The Securities and Exchange Commission (SEC) has begun deploying blockchain analytics tools and artificial intelligence (AI) to trace transactions, detect fraud, and strengthen cybersecurity in Nigeria’s financial system.
The Commission said the move aims to curb illicit investment activities, Ponzi schemes, and the growing use of digital wallets for money laundering and other financial crimes.
SEC’s Director-General, Dr. Emomotimi Agama, disclosed this on Wednesday in Abuja during a lecture at the Abuja Journalists Academy titled “The Regulation of Digital Assets and Virtual Asset Service Providers in Nigeria.”
Represented by the Head, External Relations Department, Mrs. Efe Ebelo, Agama said the Commission is working closely with the Central Bank of Nigeria (CBN) and the Economic and Financial Crimes Commission (EFCC) to track and freeze illegal digital wallets.
“To strengthen enforcement, the SEC is collaborating with the CBN and EFCC to freeze illicit digital wallets and recover criminal proceeds. Our goal is to ensure that innovation serves progress, not predation,” he stated.
He noted that Nigeria ranks among the top countries in global digital asset adoption, with over one-third of its population engaged in crypto-related activities—reflecting the innovation of Nigerian youths and the push for financial inclusion.

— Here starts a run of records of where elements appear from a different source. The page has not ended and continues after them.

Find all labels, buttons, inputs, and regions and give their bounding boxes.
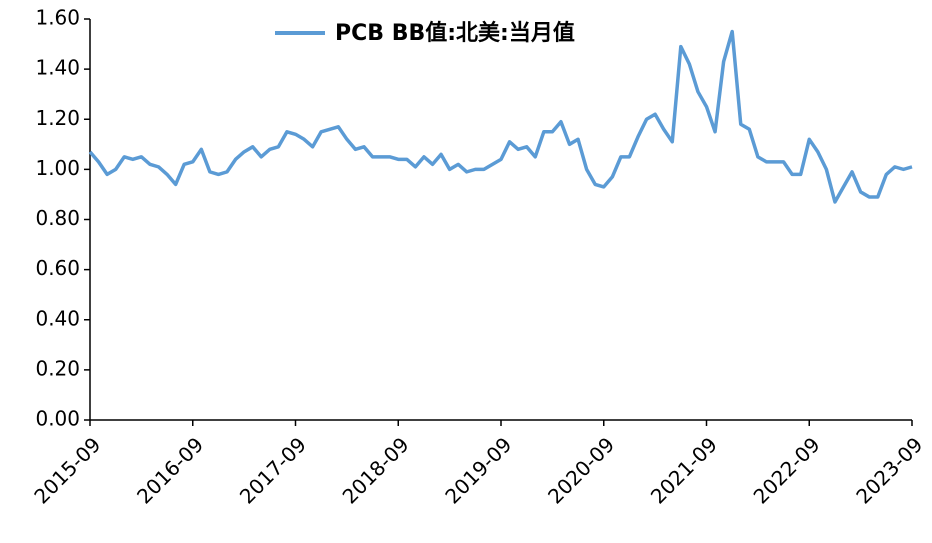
x-tick-label: 2019-09 bbox=[440, 432, 516, 508]
x-tick-label: 2022-09 bbox=[749, 432, 825, 508]
x-tick-label: 2016-09 bbox=[132, 432, 208, 508]
y-tick-label: 0.40 bbox=[35, 306, 80, 330]
y-tick-label: 0.00 bbox=[35, 407, 80, 431]
legend-label: PCB BB值:北美:当月值 bbox=[335, 20, 575, 46]
y-tick-label: 1.40 bbox=[35, 56, 80, 80]
y-tick-label: 0.60 bbox=[35, 256, 80, 280]
y-tick-label: 0.20 bbox=[35, 356, 80, 380]
y-tick-label: 0.80 bbox=[35, 206, 80, 230]
x-tick-label: 2023-09 bbox=[851, 432, 927, 508]
x-tick-label: 2015-09 bbox=[29, 432, 105, 508]
x-tick-label: 2018-09 bbox=[338, 432, 414, 508]
y-tick-label: 1.20 bbox=[35, 106, 80, 130]
y-tick-label: 1.60 bbox=[35, 6, 80, 30]
y-tick-label: 1.00 bbox=[35, 156, 80, 180]
x-tick-label: 2020-09 bbox=[543, 432, 619, 508]
line-series bbox=[88, 29, 913, 204]
x-tick-label: 2021-09 bbox=[646, 432, 722, 508]
x-tick-label: 2017-09 bbox=[235, 432, 311, 508]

However, Agama cautioned that the rapid growth of digital assets has created opportunities for abuse through crypto scams, fake wallet apps, phishing, and ransomware attacks.
“Without strong regulation, innovation can quickly become vulnerability,” he warned. “Regulation is not about restriction; it’s about building trust and ensuring that innovation strengthens our economy rather than weakens it.”
To mitigate these risks, the SEC has introduced a comprehensive regulatory framework for Virtual Asset Service Providers (VASPs) under its 2022 Rules on the Issuance, Offering, and Custody of Digital Assets, anchored on three pillars—licensing, compliance, and transparency.
Agama explained that beyond issuing regulations, the Commission is leveraging modern technology to enhance market surveillance.
“We are using blockchain analytics, AI, and advanced monitoring systems to strengthen our supervisory capacity,” he said. “This will help us respond faster to suspicious transactions and protect market integrity.”
He added that the collaboration with the CBN and EFCC will improve coordination among regulators and law enforcement agencies, enabling swift action against cross-border financial crimes.
Placing Nigeria’s regulatory approach in a global context, Agama said the Financial Action Task Force (FATF) now mandates all VASPs worldwide to implement anti-money laundering (AML) and counter-terrorism financing (CFT) controls. He cited the European Union’s MiCA framework and recent U.S. enforcement actions against unregistered exchanges as examples of the tightening global oversight.
“The message globally is clear — digital finance must be as transparent, accountable, and investor-friendly as traditional finance,” he said.
Agama stressed that the SEC aims to maintain a regulatory balance that encourages innovation while protecting the financial system from abuse.
“If regulators clamp down too hard, innovation migrates offshore; if they regulate too softly, risks multiply. Our task is to find the right balance that encourages creativity while protecting Nigerians from exploitation,” he added.
He emphasised that digital assets have become a structural pillar of modern finance, reshaping markets and redefining trust, ownership, and value exchange globally.
Concluding, Agama reaffirmed the SEC’s commitment to building a digital finance ecosystem rooted in ethics and transparency.
“The future of finance is digital, but its foundation must remain ethical, transparent, and trustworthy,” he said. “Trust is the ultimate currency, and as regulators, our highest duty is to preserve it.”
He also urged fintech innovators and investors to embrace responsible innovation, assuring that the SEC’s goal is to create a secure environment that promotes financial inclusion, investor protection, and national development.